Que s’est-il donc passé  alors ? Pourquoi une religion qui, à la différence de ses prédécesseurs, est sans clergé et peut donc favoriser une liberté d’interprétation, s’est-elle repliée sur elle ? Cette question constitue la deuxième partie du livre, intitulée : « L’Islam entre culturalité et politique ». La clef, selon l’auteur, se trouverait dans cette rivalité mimétique qu’entretient l’Islam avec le premier des monothéismes : celui des Hébreux. Par sa connaissance pointue de la Torah, Samama, étant lui-même d’origine juive, nous explique que  le Coran «  forclôt la question de sa propre origine » tout….en se référant sans cesse au monothéisme hébraïque dont il est issu au travers des emprunts multiples au Pentateuque. Désireux de « recadrer » le sacré de ses prédécesseurs sur le dieu Unique, prêtant le flanc à la collusion entre pouvoir spirituel et temporel, l’Islam s’est posé en challenger au lieu d’approfondir la spiritualité monothéiste comme il avait initialement l’ambition de le faire. Et pourtant il y avait un espace à saisir, qui n’était pas simplement conjoncturel et lié à la chute de l’Empire romain. Cet espace, quel est-il ? C’est celui d’une spiritualité retrouvée. Face à une marche prométhéenne … «  visant à se rendre « maître et possesseur de la nature », comme le propose Descartes, une attitude qui choisit, comme y invite son texte sacré, de se « soumettre » à la création (El ‘dounia) parfaite de Dieu », n’est pas étranger aux préoccupations écologiques de notre époque.

C’est là un des intérêts de cet essai que d’ouvrir grandes les portes de l’interprétation en comparant les religions du Livre qui se sont longtemps affrontées. Le moment est-il venu de les réconcilier ? C’est ce que nous propose l’auteur dans sa troisième et dernière partie. Pour ce faire, six perspectives sont explorées, que nous nous permettrons de commenter.

La première, c’est « la séparation ». Elle est peu probable dans notre monde hyperconnecté, mais possible. Cela enferrerait davantage l’Islam dans son splendide isolement en laissant entendre que nous sommes décidément dans un monde de monades enfermées dans nos solitudes et incapables d’échanger entre nous. Cette hypothèse conforterait la thèse d’Huntington sur le choc des civilisations. Elle contribuerait de plus à livrer l’Islam aux intégrismes et à leur volonté de Djihad en le dé-spiritualisant pour en faire une simple machine de guerre. Un bien triste scénario.

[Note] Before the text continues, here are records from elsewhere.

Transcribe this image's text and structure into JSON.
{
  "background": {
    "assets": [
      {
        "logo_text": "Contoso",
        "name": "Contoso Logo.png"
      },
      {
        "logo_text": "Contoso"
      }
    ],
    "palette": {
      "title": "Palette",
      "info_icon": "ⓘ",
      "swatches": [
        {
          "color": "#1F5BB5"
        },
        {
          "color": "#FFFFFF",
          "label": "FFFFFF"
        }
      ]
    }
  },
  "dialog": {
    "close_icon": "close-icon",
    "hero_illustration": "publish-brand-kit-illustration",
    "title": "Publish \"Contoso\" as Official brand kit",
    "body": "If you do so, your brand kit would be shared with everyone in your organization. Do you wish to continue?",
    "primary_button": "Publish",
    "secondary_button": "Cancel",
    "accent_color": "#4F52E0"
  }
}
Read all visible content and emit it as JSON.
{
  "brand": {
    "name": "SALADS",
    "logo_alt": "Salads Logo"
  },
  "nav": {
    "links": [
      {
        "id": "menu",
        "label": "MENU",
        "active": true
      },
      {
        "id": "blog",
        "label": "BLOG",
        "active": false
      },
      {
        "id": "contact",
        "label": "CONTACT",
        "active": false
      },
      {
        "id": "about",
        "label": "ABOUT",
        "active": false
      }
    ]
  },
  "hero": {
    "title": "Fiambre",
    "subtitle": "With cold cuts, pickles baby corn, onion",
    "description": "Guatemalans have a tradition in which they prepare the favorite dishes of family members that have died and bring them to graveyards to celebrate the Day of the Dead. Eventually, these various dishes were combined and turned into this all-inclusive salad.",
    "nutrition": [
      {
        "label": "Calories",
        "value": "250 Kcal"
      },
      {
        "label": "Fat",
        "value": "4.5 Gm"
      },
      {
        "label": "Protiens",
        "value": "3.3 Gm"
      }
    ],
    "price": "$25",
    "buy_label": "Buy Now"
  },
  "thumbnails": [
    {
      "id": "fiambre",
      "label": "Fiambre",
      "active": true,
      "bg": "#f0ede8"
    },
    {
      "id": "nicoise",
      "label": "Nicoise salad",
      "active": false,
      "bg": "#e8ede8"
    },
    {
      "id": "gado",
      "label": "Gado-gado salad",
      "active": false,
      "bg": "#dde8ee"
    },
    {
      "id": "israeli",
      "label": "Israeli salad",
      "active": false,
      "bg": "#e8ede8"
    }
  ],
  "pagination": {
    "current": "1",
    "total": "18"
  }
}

La 2e perspective consiste en une « coexistence harmonieuse ». Cet œcuménisme, qui fleure bon Vatican II, renoue avec le temps jadis où les trois religions vivaient à peu près pacifiquement au sein des empires de l’Islam. Mais elle suppose comme prémisse la reconstitution de son pouvoir temporel : le califat. Ce qui n’est pas franchement souhaitable, compte tenu de l’expérience pervertie de l’Etat islamique et de celle des ayatollahs en Iran. De plus elle aurait tendance à donner la prévalence aux clercs par rapport aux profanes et les premiers seraient bien tentés de détourner à leur avantage le dialogue interculturel dans un étonnant commerce : un peu de spiritualité contre la reconnaissance par l’Occident de leur pouvoir politique. Clercs de tous les pays, unissez-vous ! Voilà de quoi mettre tranquillement sur la touche les mouvements de laïcisation qui doivent être poursuivis après quarante années de domination littérale du Coran.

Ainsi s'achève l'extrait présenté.